Susan Harris’in yarattığı, 1985-1992 yılları içinde yedi dönem yayınlanmış, 10 Emmy ve üç Altın Küre ödüllü “Altın Kızlar”ın kahramanları, yaşını almış ve tıpkı konutu paylaşan dört bayandı: Saftirik Rose (Betty White), erkeklere düşkün Blanche (Rue McClanahan), mantık abidesi Dorothy (Bea Arthur) ve onun meczup dolu annesi Sophia (Estelle Getty).
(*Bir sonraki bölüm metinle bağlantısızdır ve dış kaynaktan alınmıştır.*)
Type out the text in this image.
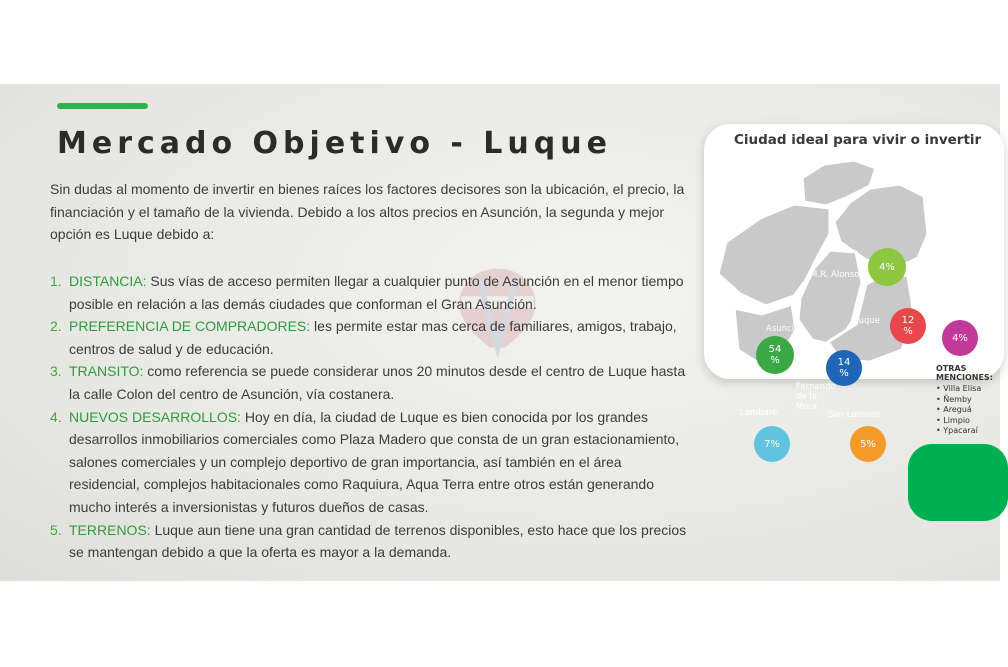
Mercado Objetivo - Luque

Sin dudas al momento de invertir en bienes raíces los factores decisores son la ubicación, el precio, la financiación y el tamaño de la vivienda. Debido a los altos precios en Asunción, la segunda y mejor opción es Luque debido a:

1. DISTANCIA: Sus vías de acceso permiten llegar a cualquier punto de Asunción en el menor tiempo posible en relación a las demás ciudades que conforman el Gran Asunción.
2. PREFERENCIA DE COMPRADORES: les permite estar mas cerca de familiares, amigos, trabajo, centros de salud y de educación.
3. TRANSITO: como referencia se puede considerar unos 20 minutos desde el centro de Luque hasta la calle Colon del centro de Asunción, vía costanera.
4. NUEVOS DESARROLLOS: Hoy en día, la ciudad de Luque es bien conocida por los grandes desarrollos inmobiliarios comerciales como Plaza Madero que consta de un gran estacionamiento, salones comerciales y un complejo deportivo de gran importancia, así también en el área residencial, complejos habitacionales como Raquiura, Aqua Terra entre otros están generando mucho interés a inversionistas y futuros dueños de casas.
5. TERRENOS: Luque aun tiene una gran cantidad de terrenos disponibles, esto hace que los precios se mantengan debido a que la oferta es mayor a la demanda.
Ciudad ideal para vivir o invertir
M.R. Alonso
Asunción
Luque
Fernando
de la
Mora
Lambaré	San Lorenzo
4%
12
%
54
%	14
%
7%	5%
4%
OTRAS
MENCIONES:
• Villa Elisa
• Ñemby
• Areguá
• Limpio
• Ypacaraí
Hayata, aşka ve erkeklere bakışlarındaki farklar, güldürünün kaynağıydı. Bizde yerleşmiş “yaş 70, iş bitmiş” genellemesinin tersine hayata sıkı sıkıya bağlıydılar ve hayattan keyif almayı biliyorlardı.
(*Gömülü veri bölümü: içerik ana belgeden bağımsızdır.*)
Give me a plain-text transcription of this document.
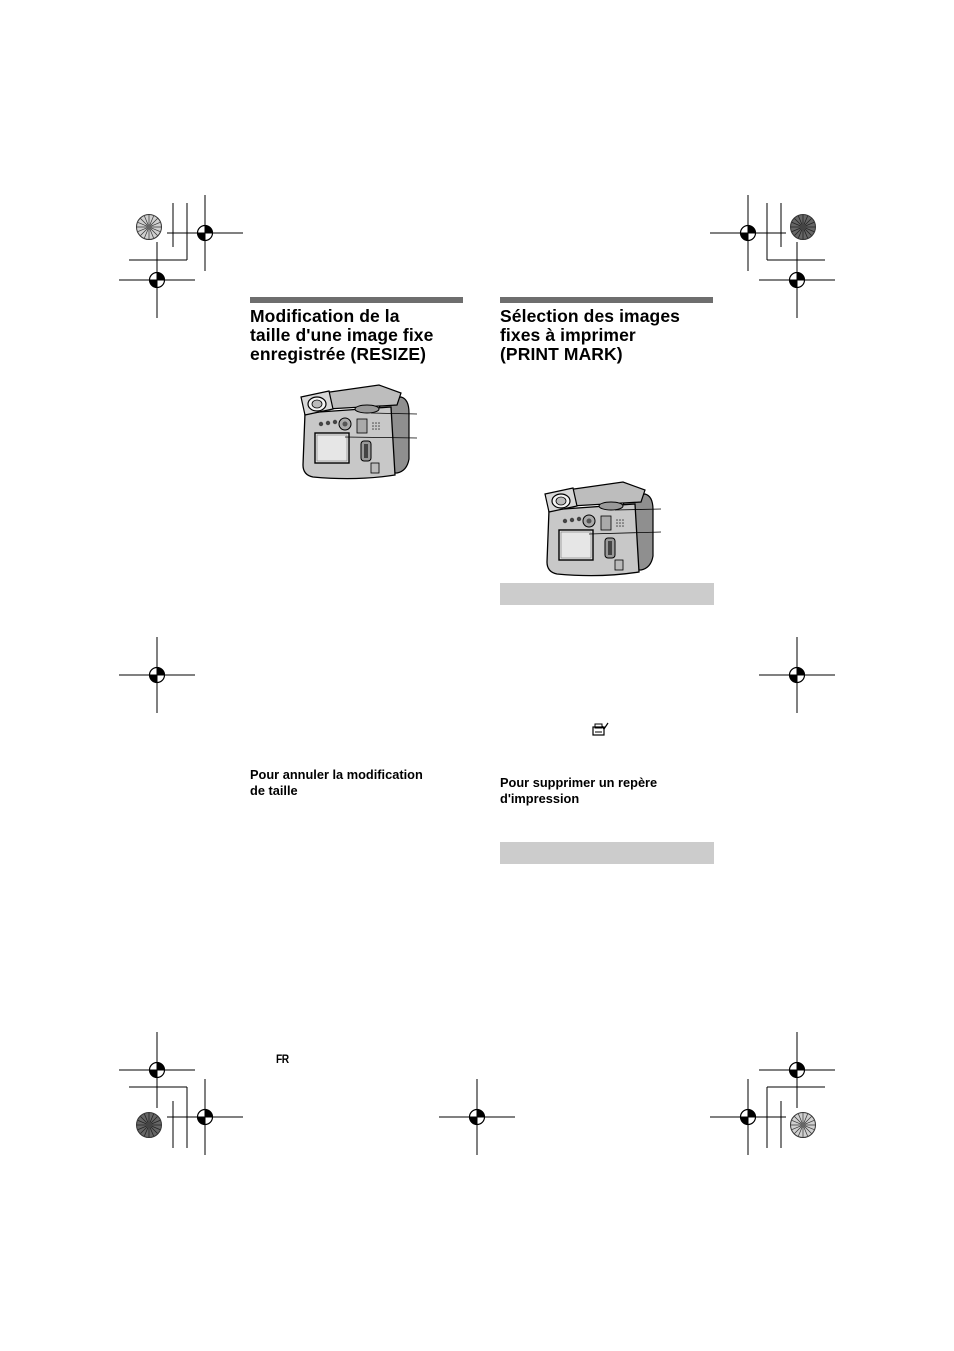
Modification de la
taille d'une image fixe
enregistrée (RESIZE)

Pour annuler la modification
de taille

FR
Sélection des images
fixes à imprimer
(PRINT MARK)

Pour supprimer un repère
d'impression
Dorothy-Nurşen Girginkoç, Rose-Elçin Şanal, Blanche- Tomris Çetinel ve Sophia-Meral Niron seslendirmesi de epeyce başarılıydı fakat onları ve esprilerini hayli sevmemizin sebebi, Amerikalı ya da yabancı olduklarını bilmemizdi. Bu yüzden de çılgınlıkları, yanlışları, flörtleri bizim yaşantımıza ne kadar uzaksa o kadar ilgi cazipti.


Bizim Altın Kızlar

2009’da bu dizinin yerli versiyonu yapıldı. Dizinin imalcisi Armağan Çağlayan bir röportajda diziyi uyarlama fikrini şu biçimde açıklamıştı: “Dizinin orijinalinin Amerika’da tutma niçini, tam Amerika’daki toplumsal yalnızlaşmanın başladığı periyoda denk gelmesi. Beşerler, ‘bu biçimde arkadaşlıklar da var, demek ki yalnız değiliz’ deyip bu dört bayanın kıssasını epey sevmiş. Bence Türkiye de şu anda bu biçimde bir devirden geçiyor. Ekonomik kriz, garip bir yalnızlaşma… Bu, düzgün gelecek bir proje.” Dizide Nevra Serezli Blanche’ı yani Gönül’ü, Türkan Şoray Rose’u yani İnci’yi, Hülya Koçyiğit Dorothy’yi yani İsmet’i ve Fatma Girik de Sophia’yı yani Safiye’yi canlandırıyordu. Takım hayal üzereydi. Sinemada bile bu biçimde bir kadroyu bir ortaya getirmek, mucize yaratmakla eşdeğerdi.

Lakin beklenmeyen bir şey oldu. Dizinin ömrü yalnızca beş kısım sürdü. Reytingler düşük gelince dizi bir anda yayından kaldırıldı. 2000’in çabucak başında bir daha uyarlama diziler olan “Dadı” ve “Tatlı Hayat” büyük ilgi görürken “Altın Kızlar”ın tıpkı vakitte bu biçimde şahane bir takımla bir dönem bile devam etmemesi, tuhaftı.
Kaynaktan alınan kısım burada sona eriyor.